Bursary Changes Result In Huge Nursing Degree Application Fall Of 15,000

Despite a small increase from last year, the latest UCAS figures show nursing degree applications in England have fallen over 30% since 2016, the last year students received the bursary.

The number of people in England applying to begin training fell from 51,840 in 2016 to 35,260 this year, figures from UCAS show, representing a decline of almost 32 per cent.
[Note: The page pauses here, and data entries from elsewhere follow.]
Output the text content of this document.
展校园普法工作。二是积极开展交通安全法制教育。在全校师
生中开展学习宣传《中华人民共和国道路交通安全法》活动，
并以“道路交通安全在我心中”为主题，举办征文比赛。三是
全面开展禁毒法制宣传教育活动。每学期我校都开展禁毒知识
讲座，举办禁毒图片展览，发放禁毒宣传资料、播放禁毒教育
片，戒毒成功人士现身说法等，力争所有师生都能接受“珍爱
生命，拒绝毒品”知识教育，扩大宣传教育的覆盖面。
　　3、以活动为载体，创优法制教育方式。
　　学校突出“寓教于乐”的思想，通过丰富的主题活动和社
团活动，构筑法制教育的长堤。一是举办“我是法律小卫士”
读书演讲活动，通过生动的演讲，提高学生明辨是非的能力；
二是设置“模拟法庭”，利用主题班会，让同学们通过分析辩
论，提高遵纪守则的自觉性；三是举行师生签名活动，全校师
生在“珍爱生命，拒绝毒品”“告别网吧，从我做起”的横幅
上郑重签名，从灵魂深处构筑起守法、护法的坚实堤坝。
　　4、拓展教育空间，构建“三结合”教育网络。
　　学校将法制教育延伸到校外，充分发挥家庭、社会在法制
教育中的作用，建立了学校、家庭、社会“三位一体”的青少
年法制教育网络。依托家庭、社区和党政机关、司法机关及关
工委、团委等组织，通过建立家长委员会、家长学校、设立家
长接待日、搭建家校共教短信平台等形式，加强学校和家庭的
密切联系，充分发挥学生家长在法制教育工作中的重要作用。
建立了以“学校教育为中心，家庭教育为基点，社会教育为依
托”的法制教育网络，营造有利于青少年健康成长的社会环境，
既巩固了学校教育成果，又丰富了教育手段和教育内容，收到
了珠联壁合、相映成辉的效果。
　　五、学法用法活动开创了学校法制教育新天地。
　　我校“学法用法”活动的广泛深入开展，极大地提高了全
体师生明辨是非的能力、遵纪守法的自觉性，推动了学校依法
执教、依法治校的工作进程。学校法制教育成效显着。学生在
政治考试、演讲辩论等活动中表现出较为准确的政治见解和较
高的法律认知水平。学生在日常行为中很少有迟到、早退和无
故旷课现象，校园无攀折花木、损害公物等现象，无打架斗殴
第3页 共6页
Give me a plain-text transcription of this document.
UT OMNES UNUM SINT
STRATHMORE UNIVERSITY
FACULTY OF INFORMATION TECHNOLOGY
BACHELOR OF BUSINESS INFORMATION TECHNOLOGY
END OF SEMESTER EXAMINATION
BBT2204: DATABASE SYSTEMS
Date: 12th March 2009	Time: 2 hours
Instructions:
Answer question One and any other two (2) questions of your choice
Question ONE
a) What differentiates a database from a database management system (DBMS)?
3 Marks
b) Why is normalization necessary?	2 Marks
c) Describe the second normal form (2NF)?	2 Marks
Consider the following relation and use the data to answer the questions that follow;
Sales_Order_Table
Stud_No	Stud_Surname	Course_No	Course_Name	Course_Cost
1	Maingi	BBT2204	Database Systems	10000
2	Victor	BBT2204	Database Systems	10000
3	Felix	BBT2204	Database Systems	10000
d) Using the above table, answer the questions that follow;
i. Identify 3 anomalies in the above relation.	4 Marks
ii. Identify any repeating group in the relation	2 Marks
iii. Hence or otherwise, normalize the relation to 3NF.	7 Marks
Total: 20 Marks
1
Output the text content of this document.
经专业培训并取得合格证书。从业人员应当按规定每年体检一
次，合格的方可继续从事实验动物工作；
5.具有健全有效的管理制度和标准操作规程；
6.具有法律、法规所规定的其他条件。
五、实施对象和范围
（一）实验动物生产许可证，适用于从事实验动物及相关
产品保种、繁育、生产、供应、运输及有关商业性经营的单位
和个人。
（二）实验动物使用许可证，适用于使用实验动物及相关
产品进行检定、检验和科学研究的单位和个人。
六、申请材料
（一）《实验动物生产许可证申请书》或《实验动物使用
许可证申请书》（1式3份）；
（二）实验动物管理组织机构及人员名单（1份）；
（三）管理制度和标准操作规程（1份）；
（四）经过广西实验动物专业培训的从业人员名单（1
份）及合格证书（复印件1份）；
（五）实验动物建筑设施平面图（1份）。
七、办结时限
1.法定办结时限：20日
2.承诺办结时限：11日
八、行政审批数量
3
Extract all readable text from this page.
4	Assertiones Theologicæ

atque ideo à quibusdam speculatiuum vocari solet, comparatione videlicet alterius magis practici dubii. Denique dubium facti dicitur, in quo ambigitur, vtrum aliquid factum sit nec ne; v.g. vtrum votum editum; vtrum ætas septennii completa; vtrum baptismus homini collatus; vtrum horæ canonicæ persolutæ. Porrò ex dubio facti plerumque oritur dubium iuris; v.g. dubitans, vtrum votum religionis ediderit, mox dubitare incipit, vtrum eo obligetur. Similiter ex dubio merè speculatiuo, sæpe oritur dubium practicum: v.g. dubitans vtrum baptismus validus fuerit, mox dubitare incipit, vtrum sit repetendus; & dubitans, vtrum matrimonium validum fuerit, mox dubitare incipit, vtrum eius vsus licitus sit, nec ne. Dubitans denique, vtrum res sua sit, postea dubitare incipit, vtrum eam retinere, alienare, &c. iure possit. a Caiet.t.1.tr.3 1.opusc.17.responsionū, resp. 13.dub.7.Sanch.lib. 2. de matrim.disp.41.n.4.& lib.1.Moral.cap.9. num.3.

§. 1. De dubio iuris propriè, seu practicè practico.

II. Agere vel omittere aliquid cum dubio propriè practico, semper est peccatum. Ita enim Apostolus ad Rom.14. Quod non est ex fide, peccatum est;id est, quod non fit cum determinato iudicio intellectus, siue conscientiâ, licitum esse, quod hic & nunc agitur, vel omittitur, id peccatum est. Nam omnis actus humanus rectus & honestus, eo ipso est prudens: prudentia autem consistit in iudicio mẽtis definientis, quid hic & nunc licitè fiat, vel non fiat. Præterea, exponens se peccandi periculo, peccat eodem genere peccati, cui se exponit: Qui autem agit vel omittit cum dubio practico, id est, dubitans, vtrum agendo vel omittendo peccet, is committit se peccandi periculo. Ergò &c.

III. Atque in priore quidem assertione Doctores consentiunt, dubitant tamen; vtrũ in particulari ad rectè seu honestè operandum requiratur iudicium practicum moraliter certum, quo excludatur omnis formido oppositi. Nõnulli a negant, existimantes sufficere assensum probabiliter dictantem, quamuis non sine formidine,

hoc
There are almost 5,000 fewer applications than last year when 40,060 were received.

Additionally, student nursing numbers have dropped by 11%.

The NHS in Scotland and Wales continue to offer grants to nursing students but West Lancashire councillor Elizabeth Savage – the Labour parliamentary candidate for Southport – says removing nurses bursaries in England was a ‘catastrophic mistake’.

She launched a petition last year calling on the government to reintroduce student nurse bursaries, which received over 13,000 signatures in just a week.

The Royal College of Nursing (RCN) said 700 fewer nursing students began training in September 2018 compared to the previous year, and it expects the figure to fall again this year.

There are currently 41,000 nursing vacancies in NHS England with fears Brexit will cause a significant loss of foreign healthcare professionals.

Janet Davies, chief executive and general secretary of the RCN, said: “Failing to recruit more nurses puts patients at risk, and with 40,000 nurse vacancies in England alone, we cannot sit back and watch applications fall year on year. “It is clear now that removing the bursary has been a disaster. It is time ministers looked again at this policy before patients suffer the consequences.”

She added: “We urgently need financial incentives to attract more students into the profession, and nursing students must be encouraged and supported. Our health and social care system is crying out for more nurses and recruitment should be the number one priority for the new Health Secretary.”

The UCAS data takes into account all applications received by June 30, the final deadline for applying to up five universities or colleges simultaneously. In total there were 48,170 applications for nursing courses compared to 53,010 in 2017, a drop of 9 per cent, the figures show.

A Department of Health and Social Care spokeswoman said: “The NHS runs on the dedication and commitment of our wonderful nurses, who work tirelessly to provide the highest quality of care for their patients. “There are currently 52,000 nurses in training to work in our NHS, with more to come thanks to our historic 25 per cent increase in training places which will ensure we have the nurses we need for the future.”

The Royal College of Nursing (RCN) Acting Chief Executive Dame Donna Kinnair said: “These figures show the scale of the workforce challenge ahead of us, and failure to act now risks patient care for a generation. The Long-Term Plan deserves to succeed, but it cannot do so without the nurses to deliver it.

“With applicant numbers showing no sign of recovering since the removal of student funding, health care services will ultimately have even fewer nurses to treat us in our hospitals, homes, schools and clinics.”

The figures show that the number of mature nursing student applications from people over 25 in England has seen an even greater decline, falling by 41% since the bursary was removed.

The RCN has predicted that specialist areas worst hit by the wider staffing crisis, such as learning disability and mental health nursing, will continue to struggle to recruit the nurses they need. They went on to say that both these areas rely on students with significant life experience – with fewer mature students applying, the figures mean staffing levels could fall further.